Interview by Deepika Naryani and Nishtha Jain
Written by Vandana Miglani
A sitar player based in Canada, Ustad Irshad Khan is the second son of Ustad Imrat Khan. Internationally recognized as one of the world’s leading sitar and surbahar player, he is well versed with classical, worldbeat, and also, new age music. The Alliance had the opportunity to interview him in the week-long cultural extravaganza, Virasat ’16 , organised by Spicmacay – NSIT Chapter.
Sir, your international debut was at the age of thirteen. How did you develop interest in sitar at such a young age?
I was born in a family of musicians. All the members in my family have been legendary figures in the industry of music – my father, my uncle, my grandfather, my great grandfather and even my forefathers.
So basically, it goes back to almost 300 years. I guess music has been in my genes! I developed interest right from the beginning and so, I don’t remember the first day when I did music. I learnt it like you learn your mother tongue.
Sir, do you have any memories of your first international performance at the age of thirteen?
Actually, my first performance was when I was six years old. I did my first recital in Calcutta at the age of seven and then when I was thirteen, my dad introduced me to people like Pandit Ravishankar Ji and Ustad Farhad Ali Khan Sahab. It was very exciting and a great privilege for me.
You are recognized as one of the world’s leading sitar and a surbahar player.
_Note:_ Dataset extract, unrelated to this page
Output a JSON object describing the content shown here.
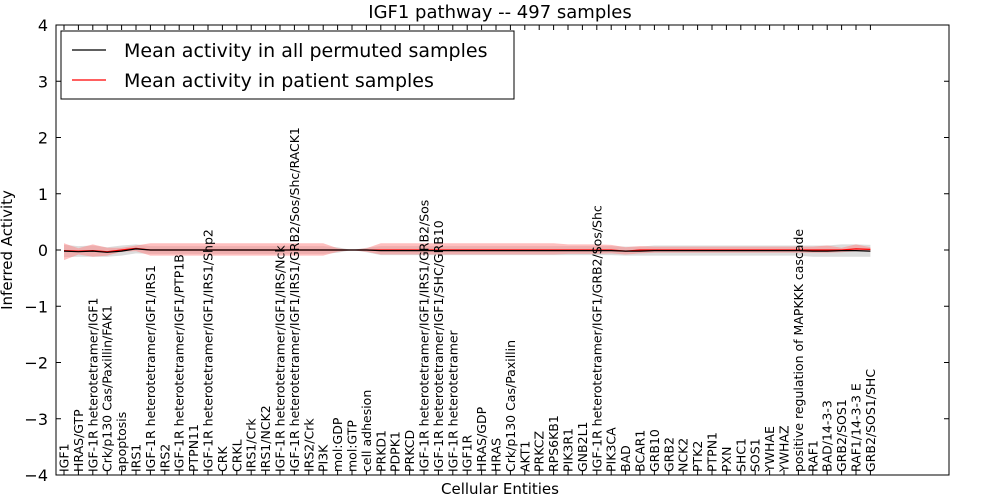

Since most people aren’t familiar with the concept of a bass sitar, please tell us more about it.
Surbahar is a bass version of a sitar. It is a much bigger version of the sitar. People call it the father of sitar. The strings are much heavier. It is what a cello is to a violin. The technique is more powerful and more difficult because the strings are thicker. The surbahar also has the capacity to bend one octave from a single note. Like sa re ga ma pa dha ni literally from one note. So that is one of the very good things about surbahar. It is also invented by one of my great great grandfathers, whose name was Sahabdar Khan. He was the inventor of this instrument. Also, the kind of raags that we choose to play with this are also deeper than those from a sitar. It has got more depth to it.
Sir, you are the founder as well as president of the Academy of Musicians. How does this academy promote music?
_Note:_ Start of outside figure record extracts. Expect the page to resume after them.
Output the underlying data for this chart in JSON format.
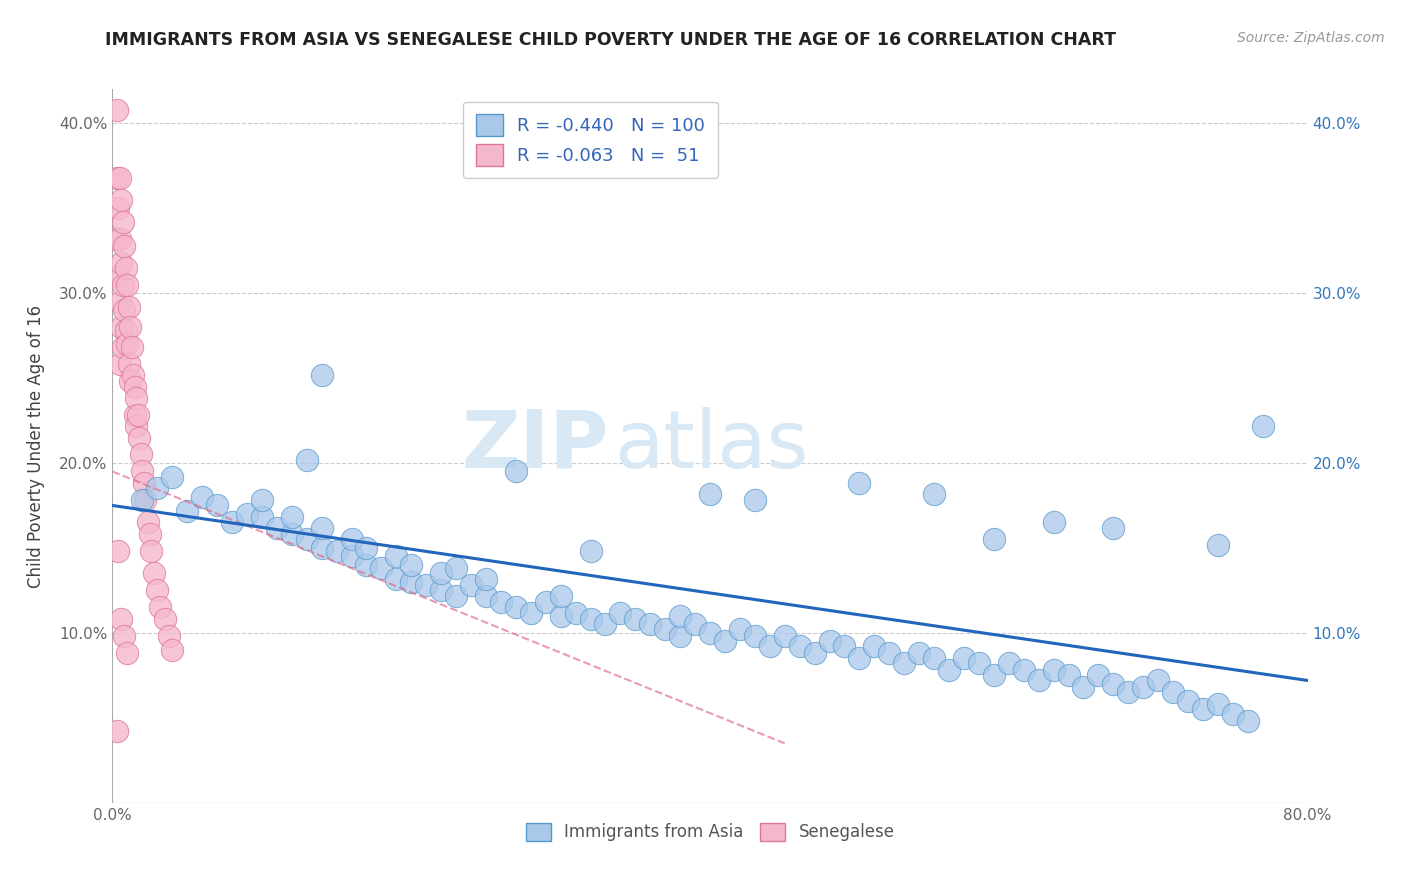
{
  "title": "IMMIGRANTS FROM ASIA VS SENEGALESE CHILD POVERTY UNDER THE AGE OF 16 CORRELATION CHART",
  "source": "Source: ZipAtlas.com",
  "ylabel": "Child Poverty Under the Age of 16",
  "xlim": [
    0.0,
    0.8
  ],
  "ylim": [
    0.0,
    0.42
  ],
  "x_ticks": [
    0.0,
    0.1,
    0.2,
    0.3,
    0.4,
    0.5,
    0.6,
    0.7,
    0.8
  ],
  "y_ticks": [
    0.0,
    0.1,
    0.2,
    0.3,
    0.4
  ],
  "legend_r_blue": "-0.440",
  "legend_n_blue": "100",
  "legend_r_pink": "-0.063",
  "legend_n_pink": " 51",
  "blue_color": "#aac8ea",
  "blue_edge_color": "#5599cc",
  "pink_color": "#f5b8cb",
  "pink_edge_color": "#dd7799",
  "blue_line_color": "#2266bb",
  "pink_line_color": "#dd6688",
  "watermark_zip": "ZIP",
  "watermark_atlas": "atlas",
  "blue_scatter_x": [
    0.02,
    0.03,
    0.04,
    0.05,
    0.06,
    0.07,
    0.08,
    0.09,
    0.1,
    0.1,
    0.11,
    0.12,
    0.12,
    0.13,
    0.14,
    0.14,
    0.15,
    0.16,
    0.16,
    0.17,
    0.17,
    0.18,
    0.19,
    0.19,
    0.2,
    0.2,
    0.21,
    0.22,
    0.22,
    0.23,
    0.24,
    0.25,
    0.25,
    0.26,
    0.27,
    0.28,
    0.29,
    0.3,
    0.3,
    0.31,
    0.32,
    0.33,
    0.34,
    0.35,
    0.36,
    0.37,
    0.38,
    0.38,
    0.39,
    0.4,
    0.41,
    0.42,
    0.43,
    0.44,
    0.45,
    0.46,
    0.47,
    0.48,
    0.49,
    0.5,
    0.51,
    0.52,
    0.53,
    0.54,
    0.55,
    0.56,
    0.57,
    0.58,
    0.59,
    0.6,
    0.61,
    0.62,
    0.63,
    0.64,
    0.65,
    0.66,
    0.67,
    0.68,
    0.69,
    0.7,
    0.71,
    0.72,
    0.73,
    0.74,
    0.75,
    0.76,
    0.14,
    0.27,
    0.4,
    0.43,
    0.5,
    0.55,
    0.59,
    0.63,
    0.67,
    0.74,
    0.77,
    0.13,
    0.23,
    0.32
  ],
  "blue_scatter_y": [
    0.178,
    0.185,
    0.192,
    0.172,
    0.18,
    0.175,
    0.165,
    0.17,
    0.168,
    0.178,
    0.162,
    0.158,
    0.168,
    0.155,
    0.15,
    0.162,
    0.148,
    0.145,
    0.155,
    0.14,
    0.15,
    0.138,
    0.132,
    0.145,
    0.13,
    0.14,
    0.128,
    0.125,
    0.135,
    0.122,
    0.128,
    0.122,
    0.132,
    0.118,
    0.115,
    0.112,
    0.118,
    0.11,
    0.122,
    0.112,
    0.108,
    0.105,
    0.112,
    0.108,
    0.105,
    0.102,
    0.098,
    0.11,
    0.105,
    0.1,
    0.095,
    0.102,
    0.098,
    0.092,
    0.098,
    0.092,
    0.088,
    0.095,
    0.092,
    0.085,
    0.092,
    0.088,
    0.082,
    0.088,
    0.085,
    0.078,
    0.085,
    0.082,
    0.075,
    0.082,
    0.078,
    0.072,
    0.078,
    0.075,
    0.068,
    0.075,
    0.07,
    0.065,
    0.068,
    0.072,
    0.065,
    0.06,
    0.055,
    0.058,
    0.052,
    0.048,
    0.252,
    0.195,
    0.182,
    0.178,
    0.188,
    0.182,
    0.155,
    0.165,
    0.162,
    0.152,
    0.222,
    0.202,
    0.138,
    0.148
  ],
  "pink_scatter_x": [
    0.003,
    0.003,
    0.003,
    0.004,
    0.004,
    0.005,
    0.005,
    0.005,
    0.005,
    0.006,
    0.006,
    0.006,
    0.007,
    0.007,
    0.007,
    0.008,
    0.008,
    0.009,
    0.009,
    0.01,
    0.01,
    0.011,
    0.011,
    0.012,
    0.012,
    0.013,
    0.014,
    0.015,
    0.015,
    0.016,
    0.016,
    0.017,
    0.018,
    0.019,
    0.02,
    0.021,
    0.022,
    0.024,
    0.025,
    0.026,
    0.028,
    0.03,
    0.032,
    0.035,
    0.038,
    0.04,
    0.004,
    0.006,
    0.008,
    0.01,
    0.003
  ],
  "pink_scatter_y": [
    0.408,
    0.368,
    0.332,
    0.35,
    0.31,
    0.368,
    0.332,
    0.295,
    0.258,
    0.355,
    0.318,
    0.28,
    0.342,
    0.305,
    0.268,
    0.328,
    0.29,
    0.315,
    0.278,
    0.305,
    0.27,
    0.292,
    0.258,
    0.28,
    0.248,
    0.268,
    0.252,
    0.245,
    0.228,
    0.238,
    0.222,
    0.228,
    0.215,
    0.205,
    0.195,
    0.188,
    0.178,
    0.165,
    0.158,
    0.148,
    0.135,
    0.125,
    0.115,
    0.108,
    0.098,
    0.09,
    0.148,
    0.108,
    0.098,
    0.088,
    0.042
  ],
  "blue_line_x0": 0.0,
  "blue_line_x1": 0.8,
  "blue_line_y0": 0.175,
  "blue_line_y1": 0.072,
  "pink_line_x0": 0.0,
  "pink_line_x1": 0.45,
  "pink_line_y0": 0.195,
  "pink_line_y1": 0.035
}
Most of my students are musicians as well. They are professional musicians who are there to enhance themselves musically. So that includes guitar players and even drummers, who basically want to develop themselves further. We have decided not to take beginner students who just want to learn sitar or vocals or something. We have branches in Canada, New York and Mumbai.
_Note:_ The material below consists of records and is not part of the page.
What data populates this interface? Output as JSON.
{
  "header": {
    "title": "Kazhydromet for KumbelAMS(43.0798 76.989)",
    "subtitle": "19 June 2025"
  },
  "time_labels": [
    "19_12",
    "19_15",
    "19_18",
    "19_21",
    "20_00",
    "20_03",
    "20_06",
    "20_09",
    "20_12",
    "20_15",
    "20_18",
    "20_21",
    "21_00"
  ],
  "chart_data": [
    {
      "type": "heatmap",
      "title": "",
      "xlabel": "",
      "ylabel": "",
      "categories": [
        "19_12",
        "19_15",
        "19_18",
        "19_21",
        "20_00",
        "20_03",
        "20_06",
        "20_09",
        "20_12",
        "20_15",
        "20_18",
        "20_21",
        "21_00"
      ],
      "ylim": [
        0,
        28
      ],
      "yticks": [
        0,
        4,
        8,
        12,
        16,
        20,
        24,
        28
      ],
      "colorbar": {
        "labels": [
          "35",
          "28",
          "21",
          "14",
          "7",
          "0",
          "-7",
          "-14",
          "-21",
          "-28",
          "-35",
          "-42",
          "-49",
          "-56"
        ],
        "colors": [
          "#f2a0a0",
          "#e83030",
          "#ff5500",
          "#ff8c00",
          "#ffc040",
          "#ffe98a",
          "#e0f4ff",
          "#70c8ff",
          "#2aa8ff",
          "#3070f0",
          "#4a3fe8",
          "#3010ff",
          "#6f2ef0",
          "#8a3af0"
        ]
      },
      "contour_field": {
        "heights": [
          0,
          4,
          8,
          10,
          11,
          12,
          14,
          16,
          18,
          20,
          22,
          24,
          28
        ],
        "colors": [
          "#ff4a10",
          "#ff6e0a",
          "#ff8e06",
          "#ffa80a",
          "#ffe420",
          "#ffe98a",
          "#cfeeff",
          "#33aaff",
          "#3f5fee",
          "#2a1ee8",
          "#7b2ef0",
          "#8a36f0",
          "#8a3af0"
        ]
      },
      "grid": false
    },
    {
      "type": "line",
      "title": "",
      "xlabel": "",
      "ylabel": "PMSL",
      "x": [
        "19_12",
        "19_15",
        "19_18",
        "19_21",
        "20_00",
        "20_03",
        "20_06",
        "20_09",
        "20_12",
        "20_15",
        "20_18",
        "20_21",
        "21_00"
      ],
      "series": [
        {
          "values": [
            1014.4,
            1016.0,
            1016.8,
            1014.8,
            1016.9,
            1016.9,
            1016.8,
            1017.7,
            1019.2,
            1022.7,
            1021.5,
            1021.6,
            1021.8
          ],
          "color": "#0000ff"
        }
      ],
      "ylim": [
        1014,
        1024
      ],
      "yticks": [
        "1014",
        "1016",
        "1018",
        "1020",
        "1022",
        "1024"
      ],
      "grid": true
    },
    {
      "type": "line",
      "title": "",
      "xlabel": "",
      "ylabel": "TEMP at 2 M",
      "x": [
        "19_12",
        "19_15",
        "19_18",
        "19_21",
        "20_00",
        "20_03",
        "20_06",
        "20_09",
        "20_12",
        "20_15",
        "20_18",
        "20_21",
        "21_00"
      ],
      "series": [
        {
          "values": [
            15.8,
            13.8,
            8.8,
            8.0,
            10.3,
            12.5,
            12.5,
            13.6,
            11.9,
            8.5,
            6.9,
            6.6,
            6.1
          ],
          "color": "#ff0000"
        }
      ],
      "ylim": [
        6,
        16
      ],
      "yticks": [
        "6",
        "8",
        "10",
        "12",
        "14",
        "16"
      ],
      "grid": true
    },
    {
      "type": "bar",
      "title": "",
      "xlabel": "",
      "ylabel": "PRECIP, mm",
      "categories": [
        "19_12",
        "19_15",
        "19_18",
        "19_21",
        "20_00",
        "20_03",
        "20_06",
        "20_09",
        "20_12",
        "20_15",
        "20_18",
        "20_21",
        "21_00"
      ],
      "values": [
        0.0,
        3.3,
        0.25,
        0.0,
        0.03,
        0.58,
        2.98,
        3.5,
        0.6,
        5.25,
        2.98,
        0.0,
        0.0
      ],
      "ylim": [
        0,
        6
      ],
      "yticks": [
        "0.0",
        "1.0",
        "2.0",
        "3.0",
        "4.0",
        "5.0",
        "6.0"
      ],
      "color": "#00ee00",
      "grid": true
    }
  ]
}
What makes sitar special for you, over all the other instruments?
You see, my father was a sitar player, my grandfather was a sitar player, so I was born into it. That was the first instrument given as a toy to me to play around it, so I just developed interest in sitar. I have a beautiful childhood memory of the sitars. When I was growing up, we used to have nice sitar makers at that time. They would just come to our house and they would make sitar for us and I started practicing it from the beginning, since my childhood and there has been no looking back.
Sir, do you think Spic Macay is promoting Indian culture among the youth in India and abroad?
Definitely. Hats off to Spic Macay and to Mr. Kiran Seth as well, who started it. I think Spic Macay is doing one of the finest jobs to promote this music in youth. It is very important. It has been a great privilege for me to work with Spic Macay. Me and Mr. Vinod, who is an established player, have been touring many different parts of India with this program. I wish Spic Macay all the best and I can see this going really forward.